Search code examples
javaweb-crawlernutch

How to read from Nutch segments without readseg command


I'm using Nutch to crawl some websites, exactly I am crawling this site.

I have got these five segments with all the documents found (around 10.000 documents). Now I want to process the content of the documents without using the readseg command, this is, not dumping the segments into plain text.

For this, only the subdirectory content of each segment is useful for me (the tags and the content of the document).

I have realised that inside the content directory there are two more containers: data and index. However I haven't found any explanation of them, and how can I read them to process the content inside. I have also found some pointers to this question, but I have not yet understood the algorithm idea.

How is the content stored in a Nutch segment, and how can it be read? I have given the collection website and segments if a short example wants to be given (but not necessary).


Solution

  • What do you need to do with the content? you could for instance write a custom IndexWriter.
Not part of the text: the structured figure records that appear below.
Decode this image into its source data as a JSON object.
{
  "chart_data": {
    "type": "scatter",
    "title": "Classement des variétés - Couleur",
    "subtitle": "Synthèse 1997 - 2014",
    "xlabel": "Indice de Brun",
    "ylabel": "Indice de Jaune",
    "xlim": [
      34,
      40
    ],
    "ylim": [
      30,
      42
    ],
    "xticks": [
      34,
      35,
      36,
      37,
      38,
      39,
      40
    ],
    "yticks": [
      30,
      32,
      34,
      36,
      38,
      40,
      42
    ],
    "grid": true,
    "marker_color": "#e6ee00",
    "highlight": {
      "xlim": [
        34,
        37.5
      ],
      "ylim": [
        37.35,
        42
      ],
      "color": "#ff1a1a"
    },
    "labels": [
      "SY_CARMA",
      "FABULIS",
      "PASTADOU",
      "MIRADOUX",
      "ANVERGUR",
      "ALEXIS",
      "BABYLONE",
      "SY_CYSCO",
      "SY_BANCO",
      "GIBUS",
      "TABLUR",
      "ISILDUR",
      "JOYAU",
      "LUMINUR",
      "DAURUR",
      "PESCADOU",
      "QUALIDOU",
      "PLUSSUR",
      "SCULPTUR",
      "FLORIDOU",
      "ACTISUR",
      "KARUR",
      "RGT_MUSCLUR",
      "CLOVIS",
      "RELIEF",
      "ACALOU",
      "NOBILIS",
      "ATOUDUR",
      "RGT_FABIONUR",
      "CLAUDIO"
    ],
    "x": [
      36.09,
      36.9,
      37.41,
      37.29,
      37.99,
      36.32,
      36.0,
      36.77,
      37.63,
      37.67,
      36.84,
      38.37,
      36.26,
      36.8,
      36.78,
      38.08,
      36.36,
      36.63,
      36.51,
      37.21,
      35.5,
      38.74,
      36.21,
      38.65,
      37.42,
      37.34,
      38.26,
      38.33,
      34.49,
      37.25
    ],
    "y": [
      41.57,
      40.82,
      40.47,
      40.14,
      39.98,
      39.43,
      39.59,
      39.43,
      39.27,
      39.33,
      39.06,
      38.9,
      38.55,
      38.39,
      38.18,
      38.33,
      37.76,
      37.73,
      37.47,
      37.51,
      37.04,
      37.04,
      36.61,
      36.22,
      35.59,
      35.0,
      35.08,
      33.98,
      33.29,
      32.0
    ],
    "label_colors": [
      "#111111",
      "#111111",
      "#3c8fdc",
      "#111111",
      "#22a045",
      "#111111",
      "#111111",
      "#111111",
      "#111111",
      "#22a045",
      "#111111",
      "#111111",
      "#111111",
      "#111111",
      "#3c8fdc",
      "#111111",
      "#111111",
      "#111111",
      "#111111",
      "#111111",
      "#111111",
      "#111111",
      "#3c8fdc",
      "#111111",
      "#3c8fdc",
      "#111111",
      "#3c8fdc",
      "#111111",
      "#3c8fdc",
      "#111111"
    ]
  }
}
It would be invoked during the indexing step and would give you access to the content. Alternatively look at the 'dump' command (org.apache.nutch.tools.FileDumper) and modify the code.

    BTW 'Hadoop the Definitive Guide' by Tom White has a nice chapter on the Nutch data structures.

    If you want to do further processing of the pages, like NLP or classification, Behemoth can be used to convert Nutch segments into a 'neutral' datastucture on HDFS which can then be processed with various tools.